TBT ‘Expert’ with Ethical Challenges Tied to Jane Castor



By Jim Bleyer

The Tampa Bay Times’ alleged expert on election laws, Mark Herron, has faced ethical challenges and has political relationships with candidates favored by the St. Petersburg-based paper.

And he may have cost Al Gore the presidency in 2000.

The Tallahassee lawyer has been at the center of the creation and operation of many political action committees.  The PACs have been an incredible income producer for him.

He is also allegedly involved in  the rampant corruption prevalent in the municipal insurance industry.  A majority of cities all over Florida have no choice but to buy such insurance.

Herron is considered a power broker who has been accused of manipulating  and comingling PAC funds for his personal gain.  He, of course, denies it.

Herron, with the oxymoronic sobriquet of “ethics attorney,” also sided with the Times’ former darling, disgraced State Sen. Jack Latvala, the serial sexual harrasser.  Herron noted that Latvala’s accusers would have to come forward publicly or else he would be exonerated. That would be traumatic for the victims who submitted signed affadavits to the Florida Senate.

In the end, none had to testify publicly.  Latvala resigned after at least a half dozen women accused him of predatory behavior.

The Times had Herron weigh in on a Tampa Bay Beat article that accused the Jane Castor mayoral campaign of disseminating misleading information to Tampa voters.

Having never met a sinking ship it didn’t board with gusto, the Times wasted no time telegraphing it is in the tank for Castor, the former controversial Tampa police chief.  She has five opponents including former county commissioner Ed Turanchik and City Councilmen Mike Suarez and Harry Cohen.

The election is more than ten months away but that didn’t stop the Times last year from priming the pump early for Rick Baker, the eventual loser in the St. Petersburg mayoral race.

The Tampa BayTimes article alleged a “whisper campaign” involving the Castor campaign finance filings. The campaign flatly denied any wrongdoing. However, the campaign has yet to deny that they misled voters into thinking Castor had raised “over $250,000” in the first two weeks of her campaign.

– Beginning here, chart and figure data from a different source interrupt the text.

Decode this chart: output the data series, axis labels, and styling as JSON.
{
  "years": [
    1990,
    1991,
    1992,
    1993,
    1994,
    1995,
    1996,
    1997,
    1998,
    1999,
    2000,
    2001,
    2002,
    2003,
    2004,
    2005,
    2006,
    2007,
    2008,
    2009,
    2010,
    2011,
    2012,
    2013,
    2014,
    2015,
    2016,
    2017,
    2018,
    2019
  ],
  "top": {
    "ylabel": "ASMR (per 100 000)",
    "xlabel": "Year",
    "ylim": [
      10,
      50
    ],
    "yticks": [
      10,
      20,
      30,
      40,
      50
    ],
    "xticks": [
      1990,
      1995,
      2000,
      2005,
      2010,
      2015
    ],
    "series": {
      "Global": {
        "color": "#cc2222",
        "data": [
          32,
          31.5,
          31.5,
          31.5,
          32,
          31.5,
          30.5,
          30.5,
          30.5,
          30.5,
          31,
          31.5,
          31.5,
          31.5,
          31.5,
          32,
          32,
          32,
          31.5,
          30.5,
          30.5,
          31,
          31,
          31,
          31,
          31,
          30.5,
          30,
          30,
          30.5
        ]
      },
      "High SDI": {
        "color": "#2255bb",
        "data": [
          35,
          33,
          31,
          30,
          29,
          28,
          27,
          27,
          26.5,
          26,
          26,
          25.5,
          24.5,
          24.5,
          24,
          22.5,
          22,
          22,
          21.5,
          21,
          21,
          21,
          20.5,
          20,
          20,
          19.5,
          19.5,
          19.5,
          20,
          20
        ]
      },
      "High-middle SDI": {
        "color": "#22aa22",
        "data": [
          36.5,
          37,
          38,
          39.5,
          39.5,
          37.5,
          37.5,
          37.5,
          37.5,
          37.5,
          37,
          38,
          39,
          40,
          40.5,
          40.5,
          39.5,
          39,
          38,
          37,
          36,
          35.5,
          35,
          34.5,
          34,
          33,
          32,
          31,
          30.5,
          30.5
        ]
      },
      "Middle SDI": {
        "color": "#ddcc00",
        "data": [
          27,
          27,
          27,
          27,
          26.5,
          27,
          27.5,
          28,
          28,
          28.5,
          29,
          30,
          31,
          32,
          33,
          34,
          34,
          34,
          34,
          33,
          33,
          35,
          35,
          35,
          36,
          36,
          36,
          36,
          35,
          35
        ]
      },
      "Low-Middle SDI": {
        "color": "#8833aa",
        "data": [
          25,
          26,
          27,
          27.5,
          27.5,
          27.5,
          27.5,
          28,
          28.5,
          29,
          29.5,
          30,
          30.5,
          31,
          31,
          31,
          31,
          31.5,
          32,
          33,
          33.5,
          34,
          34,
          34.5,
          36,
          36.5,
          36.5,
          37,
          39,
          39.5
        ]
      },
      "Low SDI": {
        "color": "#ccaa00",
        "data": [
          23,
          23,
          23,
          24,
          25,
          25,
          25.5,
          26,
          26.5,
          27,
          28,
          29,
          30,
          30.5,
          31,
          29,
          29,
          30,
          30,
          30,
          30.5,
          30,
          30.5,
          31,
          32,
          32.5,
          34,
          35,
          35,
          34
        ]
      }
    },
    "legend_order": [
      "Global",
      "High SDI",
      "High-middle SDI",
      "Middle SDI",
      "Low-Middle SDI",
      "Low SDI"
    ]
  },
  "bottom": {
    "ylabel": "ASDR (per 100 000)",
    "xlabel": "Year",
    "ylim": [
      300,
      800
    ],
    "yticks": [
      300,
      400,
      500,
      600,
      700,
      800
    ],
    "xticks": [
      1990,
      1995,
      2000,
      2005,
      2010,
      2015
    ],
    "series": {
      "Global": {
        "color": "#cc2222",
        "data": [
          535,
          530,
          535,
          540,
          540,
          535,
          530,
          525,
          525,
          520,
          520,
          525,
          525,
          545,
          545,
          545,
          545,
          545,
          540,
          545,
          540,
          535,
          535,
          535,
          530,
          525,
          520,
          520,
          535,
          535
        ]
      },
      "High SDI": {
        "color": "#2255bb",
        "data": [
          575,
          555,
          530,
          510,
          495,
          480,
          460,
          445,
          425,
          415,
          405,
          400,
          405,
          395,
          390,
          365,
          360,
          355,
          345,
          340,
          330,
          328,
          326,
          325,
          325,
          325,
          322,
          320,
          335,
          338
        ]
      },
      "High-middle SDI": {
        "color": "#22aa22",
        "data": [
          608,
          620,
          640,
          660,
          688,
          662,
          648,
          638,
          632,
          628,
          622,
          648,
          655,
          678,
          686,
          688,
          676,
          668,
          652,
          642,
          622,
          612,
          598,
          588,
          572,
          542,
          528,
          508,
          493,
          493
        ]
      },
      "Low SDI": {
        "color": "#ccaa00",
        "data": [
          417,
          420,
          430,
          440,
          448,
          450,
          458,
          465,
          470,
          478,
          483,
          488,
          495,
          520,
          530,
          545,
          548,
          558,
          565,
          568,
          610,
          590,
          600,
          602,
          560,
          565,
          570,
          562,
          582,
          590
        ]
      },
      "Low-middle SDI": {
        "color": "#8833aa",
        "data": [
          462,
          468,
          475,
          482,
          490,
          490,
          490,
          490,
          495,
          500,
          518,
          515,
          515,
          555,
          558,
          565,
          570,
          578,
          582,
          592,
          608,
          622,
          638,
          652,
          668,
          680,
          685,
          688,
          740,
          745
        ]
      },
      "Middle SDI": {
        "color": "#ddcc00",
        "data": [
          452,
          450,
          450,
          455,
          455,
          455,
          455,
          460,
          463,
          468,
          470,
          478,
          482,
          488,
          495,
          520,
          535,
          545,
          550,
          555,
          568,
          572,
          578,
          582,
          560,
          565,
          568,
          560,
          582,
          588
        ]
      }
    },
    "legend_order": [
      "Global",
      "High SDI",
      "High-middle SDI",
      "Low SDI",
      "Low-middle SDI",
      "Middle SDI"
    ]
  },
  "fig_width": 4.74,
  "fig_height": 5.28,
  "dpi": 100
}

“The numbers are humbling,” Castor told FloridaPolitics.com about the $250,000 from “over 300 donors.” Such numbers would be humbling (and impressive) if they were true. But they were not even close to being true, and Castor was instead caught in a humble lie. Her support troop media then changed the subject using strawman tactics involving “flubbed campaign filings” allegations through a “whisper campaign.”

The allegations of the whisper campaign can’t be evaluated until the next campaign finance report in June, Therefore, an extremely cynical person might conclude that the only thing flubbed was a faux whisper campaign manufactured by Castor supporters in an effort to generate diversionary coverage beneficial to her campaign.



The above document reveals Herron’s business dealings with Castor’s partner Ana Cruz.  This doesn’t exactly qualify him as a disinterested party that can offer an impartial opinion.

In fact, the Cruz and Herron relationship dates back more than a decade.  They both were instrumental in dislodging and replacing a Democratic nominee for the Florida House in 2008.

In 2016, a PAC for which Herron was the registered agent was accused of dirty tactics in a Democratic primary in Dade County.  Herron had nothing to say to the media on that occasion.

Moreover, Herron’s meddling in the 2000 Bush-Gore recount may have cost Gore the presidency.  From Vanity Fair:

Mark Herron, a Gore-team lawyer in Tallahassee, inadvertently made matters worse for his own side. On November 15, he sent out a long memo on rules governing absentee ballots to the Democratic lawyers positioned at each of the 67 county canvassing boards. A copy of the memo somehow found its way to a Republican law firm across the street from Herron’s office. Next thing he knew, the Republicans were quoting his careful recitation of Florida election law to support their claim that Democrats wanted to disenfranchise brave Americans in uniform.

You can read Herron’s infamous memo here.

Gore wasn’t the only loser due to the recount.  Herron  was dismissed from the Akerman Senterfitt law firm for his participation in the hot mess.

The Herron-Cruz-Castor-Tampa Bay Times relationship becomes even more incestuous.

Herron is attorney for Gwen Graham whom the Times supports in its “news” pages for governor.  Graham’s father, Bob Graham, sits on the board of the Poynter Foundation, parent of the Times.